Por Cristian Riom, analista de política internacional
El portaaviones nuclear USS George Washington comenzó los ejercicios militares en Argentina
La llegada del portaaviones USS George Washington a aguas argentinas, en el marco de los ejercicios conjuntos “Gringo-Gaucho II”, marca un punto más en la relación “especial” de nuestro país con los Estados Unidos de Norteamérica.
Esta relación tiene características de alineamiento automático, es decir, sin cuestionamientos a las políticas llevadas adelante por Washington con todo lo que ello implica. Esta “visita” de la Armada estadounidense no es exclusiva para Argentina ya que había recalado anteriormente en Brasil y posteriormente lo hará en Chile, Perú y Ecuador, cómo parte de “Southern Seas 2024” y en viaje hacia el Pacífico, ya que este tipo de buques, por su dimensión no pueden cruzar el Canal de Panamá.
El Ejercicio Naval conjunto entre ambas Armadas consiste en prácticas de combate antisubmarina y antiaéreas y participan las embarcaciones argentinas ARA La Argentina, ARA Sarandí, ARA Espora, ARA Rosales, los patrulleros oceánicos, helicópteros y aviones de vigilancia.

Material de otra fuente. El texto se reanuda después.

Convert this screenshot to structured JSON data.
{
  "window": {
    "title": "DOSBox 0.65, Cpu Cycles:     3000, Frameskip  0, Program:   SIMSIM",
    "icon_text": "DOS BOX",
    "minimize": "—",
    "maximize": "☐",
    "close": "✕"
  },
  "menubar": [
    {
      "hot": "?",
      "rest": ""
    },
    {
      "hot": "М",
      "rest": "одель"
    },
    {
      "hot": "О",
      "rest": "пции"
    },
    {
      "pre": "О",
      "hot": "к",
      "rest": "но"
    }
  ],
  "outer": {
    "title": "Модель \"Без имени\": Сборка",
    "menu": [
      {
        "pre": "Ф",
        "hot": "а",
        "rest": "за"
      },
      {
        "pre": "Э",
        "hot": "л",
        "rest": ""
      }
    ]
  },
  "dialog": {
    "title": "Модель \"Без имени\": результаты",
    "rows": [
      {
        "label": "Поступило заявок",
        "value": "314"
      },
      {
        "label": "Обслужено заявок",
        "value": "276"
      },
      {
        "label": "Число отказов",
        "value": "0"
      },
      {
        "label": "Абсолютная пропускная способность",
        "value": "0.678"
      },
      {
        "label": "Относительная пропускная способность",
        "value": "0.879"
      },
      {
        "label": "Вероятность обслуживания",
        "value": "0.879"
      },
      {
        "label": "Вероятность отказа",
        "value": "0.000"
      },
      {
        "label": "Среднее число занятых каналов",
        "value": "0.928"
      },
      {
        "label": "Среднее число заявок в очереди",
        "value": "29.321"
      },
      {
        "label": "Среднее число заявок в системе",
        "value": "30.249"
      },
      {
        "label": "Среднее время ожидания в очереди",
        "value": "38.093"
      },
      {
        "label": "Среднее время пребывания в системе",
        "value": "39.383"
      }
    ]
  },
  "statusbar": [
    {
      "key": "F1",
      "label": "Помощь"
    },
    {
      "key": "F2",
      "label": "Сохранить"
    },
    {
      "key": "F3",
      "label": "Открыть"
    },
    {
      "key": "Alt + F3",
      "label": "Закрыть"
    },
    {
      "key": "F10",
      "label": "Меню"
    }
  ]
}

Mas allá de las cuestiones técnicas inherentes a los ejercicios militares, el tema de fondo es el control que EEUU tendrá de los “mares del sur” con sus propios recursos y la interacción con las fuerzas armadas latinoamericanas, fundamentalmente con aquellas que tienen afinidad política e ideológica con Washington, Argentina, Uruguay, Perú y Ecuador.
Este regreso de Sudamérica, a la que EEUU siempre consideró su “patio trasero”, permite alejar la influencia de su mayor competidor mundial que es China y así tener aisladas las presencias de Rusia e Irán en países de la región como Bolivia y Venezuela.